What do you get a woman who has it all? A wife.
It dawned on me as I lay in bed, utterly exhausted yet sleepless due to anxiety generated by an ever expanding to-do list, that I cannot have it all and maintain my sanity.
I deeply appreciate the strife that women before me experienced to ensure that my gender was not a sentence to being barefoot and pregnant in the kitchen. I am acutely aware of the sacrifices they made to ensure that my choices are as varied as any man’s. Thanks to these sheroes I have it all, but I am too depleted to enjoy most of it. Due to the freedoms that our foremothers were deprived of, and for which they fought on our behalf, we seem to believe that we are obliged to want more, do more, be more, have more. Tacitly it is unacceptable to lack lofty ambitions. Since we can have it all, we are expected to want it all.
Sadly, I have come to realise, our bounty is made of Fool’s Gold. Women are time-starved, with more work, demands, anxiety and very little glory. For starters, most women work a double shift, first the office and then home. Men’s housework is occasional, while a woman’s is ongoing and relentless. In her book Wifework, Susan Maushart shares research which shows that wives across the globe perform between 70% and 80% of the housework, irrespective of whether they are employed or not. Yet, the demands that are placed on us at work are no less. Recently, on a week long, away bosberaad, I noticed the numerous calls the women received from home; kids, partners, domestic workers, even a gardener. The men hardly got any such calls; in fact they primarily initiated a call or two to check up on things.
Society has cast men in a clearly defined role, as providers and protectors, and doesn’t demand much else from them. This expectation has barely been adjusted since women too took on the role of providers. Men have hardly been given added responsibilities, while expectations on women keep on growing.

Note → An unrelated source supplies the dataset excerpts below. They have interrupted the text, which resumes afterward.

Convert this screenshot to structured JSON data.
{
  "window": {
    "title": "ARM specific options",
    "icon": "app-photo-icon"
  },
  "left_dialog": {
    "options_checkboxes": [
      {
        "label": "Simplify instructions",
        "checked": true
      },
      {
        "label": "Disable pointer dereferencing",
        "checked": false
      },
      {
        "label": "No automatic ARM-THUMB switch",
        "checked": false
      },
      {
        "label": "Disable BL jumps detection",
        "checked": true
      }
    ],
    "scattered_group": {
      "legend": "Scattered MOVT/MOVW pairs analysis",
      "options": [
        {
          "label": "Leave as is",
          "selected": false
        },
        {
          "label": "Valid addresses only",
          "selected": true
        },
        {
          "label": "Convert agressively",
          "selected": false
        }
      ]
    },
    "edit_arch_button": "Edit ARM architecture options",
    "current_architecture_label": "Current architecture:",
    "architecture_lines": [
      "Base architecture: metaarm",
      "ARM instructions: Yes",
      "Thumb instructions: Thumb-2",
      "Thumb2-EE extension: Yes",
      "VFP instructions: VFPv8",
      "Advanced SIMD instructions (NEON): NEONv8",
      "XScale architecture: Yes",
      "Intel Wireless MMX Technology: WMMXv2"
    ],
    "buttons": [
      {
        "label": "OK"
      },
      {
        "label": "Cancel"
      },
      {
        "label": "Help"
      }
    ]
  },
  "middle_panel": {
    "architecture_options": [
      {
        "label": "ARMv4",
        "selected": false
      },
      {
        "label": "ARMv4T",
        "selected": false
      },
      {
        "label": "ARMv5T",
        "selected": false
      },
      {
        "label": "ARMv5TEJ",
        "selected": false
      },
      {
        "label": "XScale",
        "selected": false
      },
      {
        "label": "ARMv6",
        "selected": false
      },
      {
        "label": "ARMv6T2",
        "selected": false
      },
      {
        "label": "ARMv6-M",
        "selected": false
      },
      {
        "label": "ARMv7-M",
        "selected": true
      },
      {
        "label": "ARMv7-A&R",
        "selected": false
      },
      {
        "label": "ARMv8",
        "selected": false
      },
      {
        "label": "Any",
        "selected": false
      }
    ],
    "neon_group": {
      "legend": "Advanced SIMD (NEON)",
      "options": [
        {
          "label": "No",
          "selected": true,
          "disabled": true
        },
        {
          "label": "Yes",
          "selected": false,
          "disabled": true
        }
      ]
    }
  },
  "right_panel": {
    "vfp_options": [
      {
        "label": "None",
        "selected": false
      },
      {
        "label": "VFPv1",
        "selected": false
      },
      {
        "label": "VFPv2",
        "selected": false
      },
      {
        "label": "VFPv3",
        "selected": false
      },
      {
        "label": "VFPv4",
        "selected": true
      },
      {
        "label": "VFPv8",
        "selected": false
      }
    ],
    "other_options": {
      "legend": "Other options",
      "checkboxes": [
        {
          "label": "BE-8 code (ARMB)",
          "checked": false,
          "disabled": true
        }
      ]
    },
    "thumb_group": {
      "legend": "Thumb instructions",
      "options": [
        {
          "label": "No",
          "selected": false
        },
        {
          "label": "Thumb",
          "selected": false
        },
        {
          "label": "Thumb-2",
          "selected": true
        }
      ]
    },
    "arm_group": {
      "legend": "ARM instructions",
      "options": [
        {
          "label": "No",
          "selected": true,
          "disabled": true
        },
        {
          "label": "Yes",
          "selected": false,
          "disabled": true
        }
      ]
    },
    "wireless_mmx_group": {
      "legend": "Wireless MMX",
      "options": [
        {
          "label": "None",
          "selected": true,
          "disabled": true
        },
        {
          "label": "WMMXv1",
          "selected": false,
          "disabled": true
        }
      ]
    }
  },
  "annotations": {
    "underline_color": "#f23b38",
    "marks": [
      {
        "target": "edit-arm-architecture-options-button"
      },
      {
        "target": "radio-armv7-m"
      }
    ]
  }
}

We must have a flourishing career, a happy family, a vibrant social life, healthy relationships, stimulating hobbies, intellectual pursuits, perhaps a business on the side, and a respectable exercise regime. Gummiberry juice, anyone?
Which came first, our ability to multitask or our need to? Multitasking is a double-edged sword. Just because you can drive and apply mascara at the same time does not mean that it is wise to do so. When you multitask you often perform all the tasks much poorly than if you had focused on one, like most men have the luxury to. Have you ever wondered how the careers of men like Einstein, Sinatra or Scorsese would have been altered if they had been expected to cook their own meals, help with the homework, organise muffins for the fundraiser and do the laundry? They certainly wouldn’t have been as accomplished as they are. Focus is key to excelling in any pursuit. Tony Robbins, the renowned success coach has observed: “One reason so few of us achieve what we truly want is that we never direct our focus; we never concentrate our power…never deciding to master anything in particular.”
Women often fall short in our performance because we do not have the luxury to focus on any one task. We are always on call, especially now in this digital age, in which technology has increased our accessibility. A male colleague can appear responsive and dedicated because he consistently responds to emails sent at night or weekends while we cannot thanks to household chores, kids, and various other care giving obligations that come with our gender. The kids know not to disturb daddy when he is in the study or the garage, parents know not to disturb kids during homework time but mom is always free game. She works herself into a frenzy doing a million things at once, with mixed results.
A male friend put our multitasking superpower into perspective when I used it to justify doing other things while driving. He asked; “You may not have been in any accidents, but how many have you caused?” How many, literal and metaphoric, accidents have you caused by juggling so many balls? What physical, mental, emotional, spiritual or professional price have you paid for having it all? I have accepted that I cannot be the best mother, while excelling at work, with the richest social life, a great sex life and a hot body. That requires superpowers very few of us possess. Some things have got to give. I have decided to consider what is truly important to me right now, and invest my time and energy into those few things.
Since I don’t have a wife I will have to pass on having it all.